If you're seeing this message, it means we're having trouble loading external resources on our website.

If you're behind a web filter, please make sure that the domains *.kastatic.org and *.kasandbox.org are unblocked.

# 2003 AIME II problem 13

Probability of moving to a vertex. Created by Sal Khan.

## Want to join the conversation?

• What does "Relatively prime" mean?
• Prime numbers are numbers with no common factors.
(1 vote)
• I had a different way of solving it. Consider moving in a rightward direction as R and a leftward direction as L. Then, each move is reduced to R or L. In order to end up back on the initial vertex, there are three possibilities. The bug could move 5 Rs and 5 Ls, it could move 8Rs and 2 Ls, or it could move 8Ls and 2 Rs (the 8 comes from moving around the triangle a full circle). Therefore, the answer is (10C5 + 10C2 + 10C2)/2^10. this gives 171/512
• So if you think of R's as +1, and L's as -1. 8 R's minus 2 L's would give a total of six moves in the right direction. Therefore, the bug would have gone back to the start position in a full circle since 6 is divisible by 3. I actually like this solution much more, it simplifies the problem and can be done in a fraction of the time.
• 5 sec solution: by symmetry answer should be very close to 1/3... 512/3 is about 171. And our answer is 171/512.
• 5 sec solution: by symmetry answer should be very close to 1/3... 512/3 is about 171. And our answer is 171/512.
• Finding the numerator using his method is effective because you're only trying to find the 10th move. If you were solving the same problem but for a much later move, say the 52nd move, couldn't we just take the denominator (using powers of two), then round it to the nearest multiple of 3 and divide by 3 to find the numerator?
• I don't understand why you multiply by 1/2 to the probability of b and then a. What rule allows him to do this. How does he know to do this. Can someone break down this rule to me please. Thanks!
(1 vote)
• Another way is to derive the recurrence, and then listing it our. It takes away a lot of Sal's thinking and substitutes it for pure and simple computation.

P_n=1/2(1-P_{n-1}). P_0=1
(1 vote)
• Add me as ur students, my email, leefely@rocketmail.com.

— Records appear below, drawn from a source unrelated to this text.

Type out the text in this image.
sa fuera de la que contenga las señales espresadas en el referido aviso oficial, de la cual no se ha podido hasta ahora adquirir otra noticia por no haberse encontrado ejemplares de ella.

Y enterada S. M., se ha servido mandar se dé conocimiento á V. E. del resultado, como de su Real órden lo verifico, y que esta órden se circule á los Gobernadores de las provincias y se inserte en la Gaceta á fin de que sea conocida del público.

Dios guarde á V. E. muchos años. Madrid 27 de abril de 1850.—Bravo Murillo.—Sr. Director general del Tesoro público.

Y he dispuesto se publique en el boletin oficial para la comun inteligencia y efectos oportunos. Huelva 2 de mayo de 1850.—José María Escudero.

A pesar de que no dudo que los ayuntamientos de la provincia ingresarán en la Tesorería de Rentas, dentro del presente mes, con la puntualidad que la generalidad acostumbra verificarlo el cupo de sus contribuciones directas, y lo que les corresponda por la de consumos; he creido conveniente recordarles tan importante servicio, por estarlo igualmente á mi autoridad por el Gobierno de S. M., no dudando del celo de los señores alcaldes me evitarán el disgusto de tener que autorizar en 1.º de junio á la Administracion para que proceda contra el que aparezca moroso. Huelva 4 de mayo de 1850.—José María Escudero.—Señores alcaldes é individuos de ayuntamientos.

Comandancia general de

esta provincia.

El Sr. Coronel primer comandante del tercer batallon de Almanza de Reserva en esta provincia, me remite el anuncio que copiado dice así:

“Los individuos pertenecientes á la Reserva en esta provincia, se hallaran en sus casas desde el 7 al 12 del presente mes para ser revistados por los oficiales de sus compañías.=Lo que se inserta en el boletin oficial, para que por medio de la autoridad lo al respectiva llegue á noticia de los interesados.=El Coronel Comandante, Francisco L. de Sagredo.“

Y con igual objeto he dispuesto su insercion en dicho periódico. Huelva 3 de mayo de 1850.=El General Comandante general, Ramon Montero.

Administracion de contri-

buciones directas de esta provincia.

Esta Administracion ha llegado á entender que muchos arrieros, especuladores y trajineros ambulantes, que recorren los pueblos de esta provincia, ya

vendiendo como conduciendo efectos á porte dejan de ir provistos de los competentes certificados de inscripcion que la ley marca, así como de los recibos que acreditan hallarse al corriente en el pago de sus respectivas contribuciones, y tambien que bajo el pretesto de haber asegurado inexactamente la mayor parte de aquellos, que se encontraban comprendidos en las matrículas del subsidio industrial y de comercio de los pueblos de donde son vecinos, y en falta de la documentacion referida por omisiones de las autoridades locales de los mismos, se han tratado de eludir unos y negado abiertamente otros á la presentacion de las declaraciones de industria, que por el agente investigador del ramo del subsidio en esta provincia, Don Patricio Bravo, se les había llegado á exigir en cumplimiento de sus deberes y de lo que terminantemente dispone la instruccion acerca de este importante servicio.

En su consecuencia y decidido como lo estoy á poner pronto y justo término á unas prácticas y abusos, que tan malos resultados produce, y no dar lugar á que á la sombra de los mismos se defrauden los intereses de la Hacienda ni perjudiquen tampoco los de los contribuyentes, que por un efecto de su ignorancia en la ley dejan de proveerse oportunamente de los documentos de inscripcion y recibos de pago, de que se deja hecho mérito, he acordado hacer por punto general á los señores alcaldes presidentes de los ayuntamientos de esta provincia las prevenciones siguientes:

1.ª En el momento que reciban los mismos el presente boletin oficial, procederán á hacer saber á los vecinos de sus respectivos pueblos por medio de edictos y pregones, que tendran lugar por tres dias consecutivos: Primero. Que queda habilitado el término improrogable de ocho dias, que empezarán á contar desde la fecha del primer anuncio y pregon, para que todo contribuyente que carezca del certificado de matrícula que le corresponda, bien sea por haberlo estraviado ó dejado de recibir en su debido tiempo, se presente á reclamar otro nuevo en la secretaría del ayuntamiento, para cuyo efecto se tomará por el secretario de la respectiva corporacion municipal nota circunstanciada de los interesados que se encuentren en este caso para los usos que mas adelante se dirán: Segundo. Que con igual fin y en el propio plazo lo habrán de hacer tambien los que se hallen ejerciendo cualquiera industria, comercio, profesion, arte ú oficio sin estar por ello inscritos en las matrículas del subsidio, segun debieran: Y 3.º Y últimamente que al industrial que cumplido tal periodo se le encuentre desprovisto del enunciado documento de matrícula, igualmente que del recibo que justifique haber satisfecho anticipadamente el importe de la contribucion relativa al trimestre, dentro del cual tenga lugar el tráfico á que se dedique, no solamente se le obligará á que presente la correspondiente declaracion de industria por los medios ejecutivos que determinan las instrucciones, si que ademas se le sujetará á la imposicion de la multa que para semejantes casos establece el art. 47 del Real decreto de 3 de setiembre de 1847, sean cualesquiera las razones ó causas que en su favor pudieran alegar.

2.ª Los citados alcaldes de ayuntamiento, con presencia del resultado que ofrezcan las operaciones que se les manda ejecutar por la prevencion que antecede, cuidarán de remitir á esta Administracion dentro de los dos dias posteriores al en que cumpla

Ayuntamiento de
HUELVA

Thank you very much ! :) :)
(1 vote)
• Why do you times by 1/2.
(1 vote)
• During turn 2 you can reach A from vertex B or C, but not by both at the same time. Since the probability of reaching B or C can be different, you take half of the probability of reaching B and half of the probability of reaching C. This is the same as adding the probabilities and dividing by 2.

One thing Sal explains but doesn't write is during turn 2. If you end up at B then you would take 1/2 the probablity of reaching A during the previous turn and add that to 1/2 the probability of reaching C during the previous turn. Under turn 2 ending up at B you could write that as (0 + 1/2) / 2, since you are including the previous probabilities of reaching A (0) and C (1/2).
• Another way of doing this is
to create a probability matrix which tells us the probability of going from A to B etc in 1 move. I.e the matrix would be 3x3 and look like:
0 0.5 0.5 Here the i,j th entry represents the probability of going from i to j
0.5 0 0 So label the rows and columns A,B,C
0.5 0.5 0.5

Then, you power this matrix up to the power of 10. The entries in the resultant matrix will give you the probabitlies of A->B in 10 moves, A->C in ten moves etc.